Yes, that is correct.

c) 6.81t^2-1.81=0, t= +-0.516, we want positive value for time can't be negative.

Yes, that is correct.

d) Just plugging in t=2.35 in acceleration equation to get 32.0

Yes, that is correct- and the correct number of significant figures!

A moving object has a velocity v=1.2t-0.23t^2, where the velocity is in m/s when time is in seconds. a)Find the object's maximum velocity. b)Given that the object is at the origin at t=0, determine its location when the velocity is a maximum. c)Find the object's acceleration when its velocity is zero.

my answers
v=1.2t-0.23t^2
Integrating to get s=0.6t^2-0.077t^3, where C=0
a=1.2-0.46t

a) I think max velocity occurs when acceleration = 0. This happens at t=1.2/.46= 2.6. Then I plug this time into velocity equation to get v=1.6

Yes, that is correct.

b) Since I just found the maximum velocity, I would plug that into the position equation to get 1.220608 or 1m

Your position equation is correct but you put in t, not v!! Set t= 2.6, not 1.6.

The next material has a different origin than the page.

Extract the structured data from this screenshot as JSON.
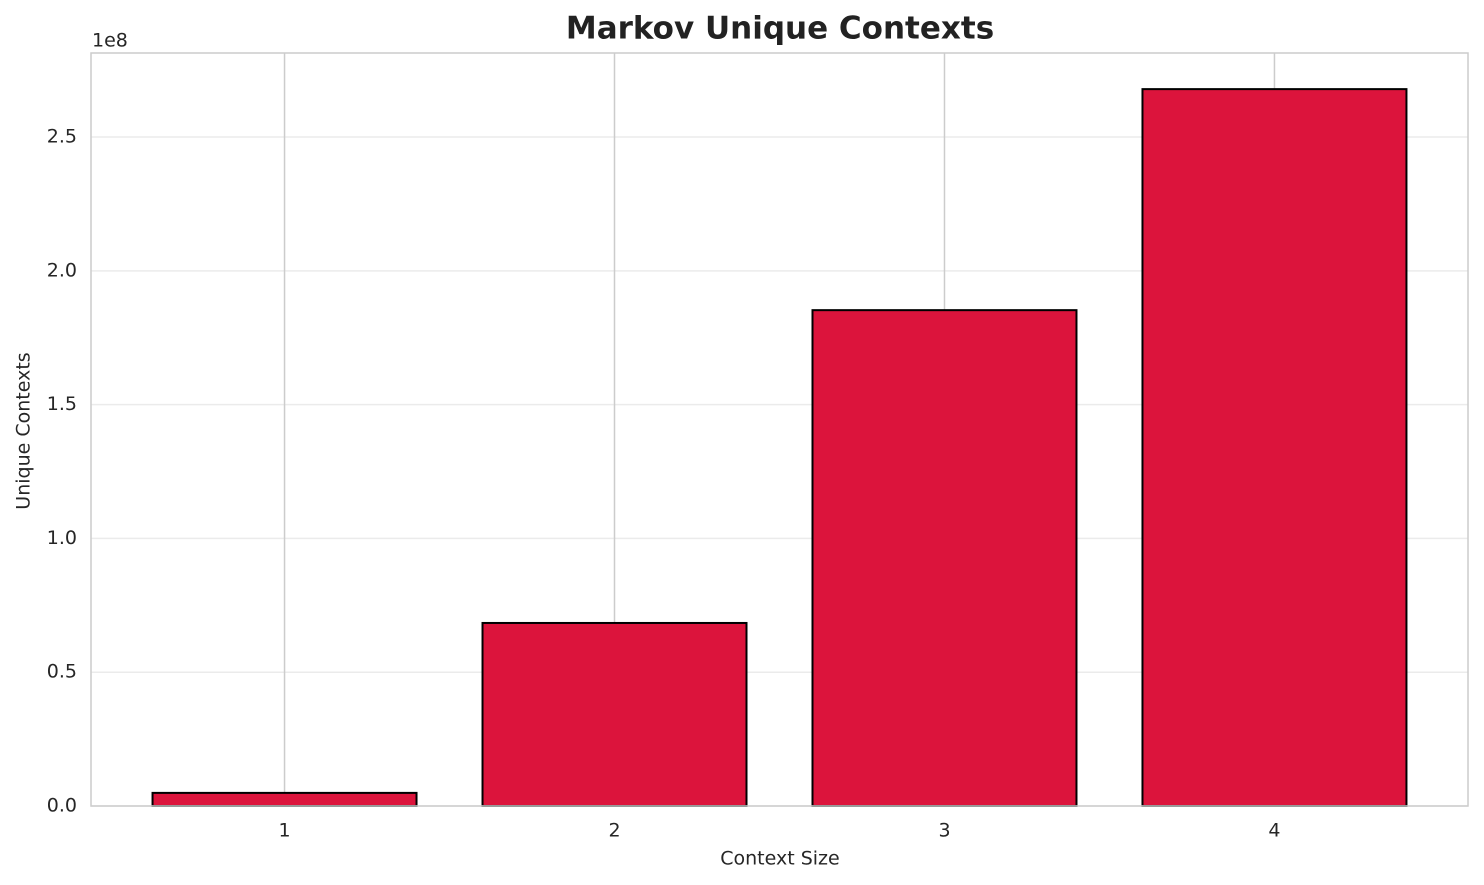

c) I set velocity equation= 0 to get t(1.2-0.23t)=0, t=0 and t=5.2. Plugging those numbers into the acceleration equation yields a=1.2 and a= -1.2

Yes, that is correct.

 

[DrPhil]

For the propagation of error, I did it the way it shows it in my physics text, physics for scientists and engineers 9th edition on page A21 in the back of the book.

Your way seems more precise, I wonder why my text does it differently.

HallsofIvy showed how to manipulate errors with the definition of \(\displaystyle \pm \ \delta\) being that no random fluctuation of the measurement ever exceeds \(\displaystyle \delta\). In scientific practice, on the other hand, unless some other criterion is stated explicitly, the value used for the statistical uncertainty is \(\displaystyle \pm \ \sigma\), where \(\displaystyle \sigma\) is the standard deviation assigned to the precision of the measurement. That is what leads to the rules I showed.